Le 6 septembre 1990, la journaliste Céline Galipeau se trouve à Toronto, d’où elle analyse les résultats de l’élection provinciale en Ontario.

Elle confirme à l’animateur du Téléjournal Bernard Derome qu’il vient de se passer un événement historique à la fois très surprenant et convaincant.

À la surprise générale, le Nouveau Parti démocratique de l’Ontario et son chef Bob Rae viennent de vaincre le Parti libéral de l’Ontario, et son chef le premier ministre David Peterson, au pouvoir depuis cinq ans.

Ce n’est pas tout.

Les néo-démocrates disposeront d’une majorité avec 74 sur les 130 sièges que compte l’Assemblée législative ontarienne.

Pour la toute première fois de l’histoire de l’Ontario, il pourra mettre en application son programme à orientation sociale et égalitaire.

Comment explique-t-on cette défaite cinglante des troupes libérales de David Peterson?

Le premier ministre libéral avait déclenché le scrutin bien avant la fin des cinq années réglementaires d’un mandat normal.

Les électeurs ontariens ont vu de l’arrogance et des calculs politiques dans le geste de David Peterson et le lui ont fait payer.

Par ailleurs, bon nombre d'Ontariens digèrent mal la position de David Peterson dans le dossier de l’Accord constitutionnel du lac Meech.

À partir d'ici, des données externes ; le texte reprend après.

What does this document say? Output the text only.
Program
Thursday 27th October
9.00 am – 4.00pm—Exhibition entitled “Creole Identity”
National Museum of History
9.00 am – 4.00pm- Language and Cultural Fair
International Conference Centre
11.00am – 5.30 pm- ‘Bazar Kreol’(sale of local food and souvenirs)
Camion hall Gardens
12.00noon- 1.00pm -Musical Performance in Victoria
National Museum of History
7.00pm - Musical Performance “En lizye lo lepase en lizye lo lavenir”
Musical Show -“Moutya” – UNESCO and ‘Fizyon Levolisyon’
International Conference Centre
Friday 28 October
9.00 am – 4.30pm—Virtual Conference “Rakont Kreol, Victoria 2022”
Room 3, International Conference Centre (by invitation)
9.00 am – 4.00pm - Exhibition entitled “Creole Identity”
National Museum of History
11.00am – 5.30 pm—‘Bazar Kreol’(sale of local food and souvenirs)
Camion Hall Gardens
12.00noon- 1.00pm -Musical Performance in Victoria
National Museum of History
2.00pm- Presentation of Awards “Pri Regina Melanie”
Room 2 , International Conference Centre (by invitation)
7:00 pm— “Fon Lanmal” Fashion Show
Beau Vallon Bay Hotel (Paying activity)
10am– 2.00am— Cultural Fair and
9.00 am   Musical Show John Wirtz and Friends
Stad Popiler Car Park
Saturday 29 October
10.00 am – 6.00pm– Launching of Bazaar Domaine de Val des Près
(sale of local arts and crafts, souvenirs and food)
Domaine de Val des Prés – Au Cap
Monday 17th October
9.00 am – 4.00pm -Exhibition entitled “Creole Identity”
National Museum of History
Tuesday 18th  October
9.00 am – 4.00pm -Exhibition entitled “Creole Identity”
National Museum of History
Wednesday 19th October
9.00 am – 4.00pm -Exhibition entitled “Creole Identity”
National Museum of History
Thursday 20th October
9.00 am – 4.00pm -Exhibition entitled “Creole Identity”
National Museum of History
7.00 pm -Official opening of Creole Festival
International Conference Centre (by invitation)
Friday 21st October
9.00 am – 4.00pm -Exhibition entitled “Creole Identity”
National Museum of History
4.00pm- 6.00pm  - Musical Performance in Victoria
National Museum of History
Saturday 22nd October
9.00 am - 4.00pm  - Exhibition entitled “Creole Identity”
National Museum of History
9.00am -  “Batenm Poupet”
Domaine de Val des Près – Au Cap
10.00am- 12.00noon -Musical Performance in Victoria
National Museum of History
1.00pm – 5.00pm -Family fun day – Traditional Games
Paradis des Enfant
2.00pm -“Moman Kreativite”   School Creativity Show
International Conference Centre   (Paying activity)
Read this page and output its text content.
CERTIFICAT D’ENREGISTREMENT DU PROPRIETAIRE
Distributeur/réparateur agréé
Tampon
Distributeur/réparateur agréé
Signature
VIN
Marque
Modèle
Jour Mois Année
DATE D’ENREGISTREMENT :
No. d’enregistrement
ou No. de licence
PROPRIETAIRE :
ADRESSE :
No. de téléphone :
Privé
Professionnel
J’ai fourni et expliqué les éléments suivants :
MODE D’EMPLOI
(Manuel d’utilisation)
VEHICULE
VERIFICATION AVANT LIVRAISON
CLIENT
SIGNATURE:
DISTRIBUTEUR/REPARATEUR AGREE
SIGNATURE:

Il s’était montré trop conciliant par rapport aux demandes du Québec, ce qui a déplu à beaucoup d’Ontariens.

Céline Galipeau et Bernard Derome soulignent aussi que l’élection du Nouveau Parti démocratique est un autre exemple du rejet des partis politiques traditionnels.

Les libéraux ontariens avaient remplacé les conservateurs, au pouvoir pendant des décennies, à Toronto.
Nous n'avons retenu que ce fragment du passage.